Отдохнув, вытаскиваю кошку Люську из коробки, отдираю присосавшихся к ней котят и снова лезу в подвал первой квартиры.
Люська не хочет в подвал и пытается вывернуться, но я крепко зажимаю её лапы в руках. В низкой каморке я сажусь на колени и запихиваю кошку в отверстие, где должен быть котёнок. Люська мяучит, и ответный писк котейки звучит воплем радости — на меня он реагировал не так. Я подпираю вход камнем, но через проделанные нами дыры кошка уходит к соседям.
К возвращению Лёхи план готов.
— Ты сидишь во втором подвале и следишь, чтобы она не выскочила. Я повторяю манёвр, кошка мяучит, котейка выходит на её голос.
И я снова вытаскиваю кормящую Люську из коробки.
На деле план не работает — Люська не мяучит.
Я пропихиваю её в дыру, тяну за шкирку, вцепляюсь ногтями в уши, тру мордой о кирпичи — она молчит.
— Люсенька, — молю я. — Ну помяучь!
Она молчит. Я начинаю злиться.
— Сука, — шиплю. — Ори! — и загибаю её пышный хвост так, что он почти ломается.
Люська молчит. Я бью её кулаком. Я матерюсь, как умею. Кошка не вырывается и даже не пытается меня оцарапать. Она смотрит покорным всепрощающим взглядом и молчит.
— Подожги ей хвост, — советует Лёха из соседнего подвала. — Хвост она потом залижет, а котейку спасём.
Я сомневаюсь недолго. Во мне сидит страшная злость и на Люську, не желающую доставать своего ребёнка из подвала, и на самого котейку, по вине которого мы тут торчим.
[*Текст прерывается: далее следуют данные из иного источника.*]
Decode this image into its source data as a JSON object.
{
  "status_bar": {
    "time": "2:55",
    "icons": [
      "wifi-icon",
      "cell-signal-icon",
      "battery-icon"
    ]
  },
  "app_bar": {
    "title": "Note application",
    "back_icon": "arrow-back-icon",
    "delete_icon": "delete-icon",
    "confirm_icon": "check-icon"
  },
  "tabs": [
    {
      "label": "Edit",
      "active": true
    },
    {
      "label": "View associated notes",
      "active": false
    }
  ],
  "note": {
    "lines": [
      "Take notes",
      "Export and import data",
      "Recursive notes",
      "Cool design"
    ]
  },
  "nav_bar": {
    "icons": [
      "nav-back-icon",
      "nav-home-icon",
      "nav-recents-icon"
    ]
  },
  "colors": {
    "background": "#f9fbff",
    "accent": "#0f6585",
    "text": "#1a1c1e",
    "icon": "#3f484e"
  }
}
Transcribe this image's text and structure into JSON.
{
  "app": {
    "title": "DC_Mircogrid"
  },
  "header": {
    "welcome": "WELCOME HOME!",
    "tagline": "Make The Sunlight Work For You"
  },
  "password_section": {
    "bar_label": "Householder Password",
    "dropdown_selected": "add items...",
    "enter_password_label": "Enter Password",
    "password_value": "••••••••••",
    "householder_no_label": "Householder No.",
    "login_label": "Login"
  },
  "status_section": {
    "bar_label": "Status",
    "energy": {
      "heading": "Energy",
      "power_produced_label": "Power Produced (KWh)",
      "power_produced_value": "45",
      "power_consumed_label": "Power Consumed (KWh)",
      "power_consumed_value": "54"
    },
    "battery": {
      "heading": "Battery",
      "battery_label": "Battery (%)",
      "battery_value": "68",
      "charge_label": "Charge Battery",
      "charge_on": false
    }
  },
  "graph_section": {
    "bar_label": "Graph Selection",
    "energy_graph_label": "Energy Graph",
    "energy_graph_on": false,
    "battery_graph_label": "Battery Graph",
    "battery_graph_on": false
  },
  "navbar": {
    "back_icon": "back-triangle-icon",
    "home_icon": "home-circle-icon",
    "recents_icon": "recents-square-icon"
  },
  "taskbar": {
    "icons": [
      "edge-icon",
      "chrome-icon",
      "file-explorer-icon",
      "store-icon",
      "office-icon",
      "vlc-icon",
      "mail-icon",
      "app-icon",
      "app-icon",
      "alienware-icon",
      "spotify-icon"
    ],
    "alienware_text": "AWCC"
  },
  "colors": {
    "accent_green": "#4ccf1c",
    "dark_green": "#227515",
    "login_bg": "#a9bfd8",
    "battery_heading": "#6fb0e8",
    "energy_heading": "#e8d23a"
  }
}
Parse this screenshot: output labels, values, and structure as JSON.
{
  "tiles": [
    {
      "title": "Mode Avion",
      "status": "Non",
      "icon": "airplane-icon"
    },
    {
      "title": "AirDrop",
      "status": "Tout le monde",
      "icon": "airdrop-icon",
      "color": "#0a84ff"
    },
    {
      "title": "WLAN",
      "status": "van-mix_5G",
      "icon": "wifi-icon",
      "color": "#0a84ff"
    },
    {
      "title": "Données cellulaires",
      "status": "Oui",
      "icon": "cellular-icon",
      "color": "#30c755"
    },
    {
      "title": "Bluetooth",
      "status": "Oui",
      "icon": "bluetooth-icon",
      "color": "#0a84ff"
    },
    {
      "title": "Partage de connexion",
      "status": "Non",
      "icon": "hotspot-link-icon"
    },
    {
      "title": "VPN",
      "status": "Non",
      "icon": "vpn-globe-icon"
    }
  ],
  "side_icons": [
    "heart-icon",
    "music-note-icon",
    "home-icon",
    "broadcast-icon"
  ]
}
Это злость от бессилия.
Шерсть на хвосте — длинная и густая — долго не подпускает пламя к коже. Воняет палёным, зажигалка раскаляется и вдруг Люська негромко мяучит. Котейка отзывается, как прежде, радостно. Кошка мяучит ещё раз, но по всему ясно, что котёнок не может выбраться из кирпичного мешка, а Люська ни в какую не желает в него лезть.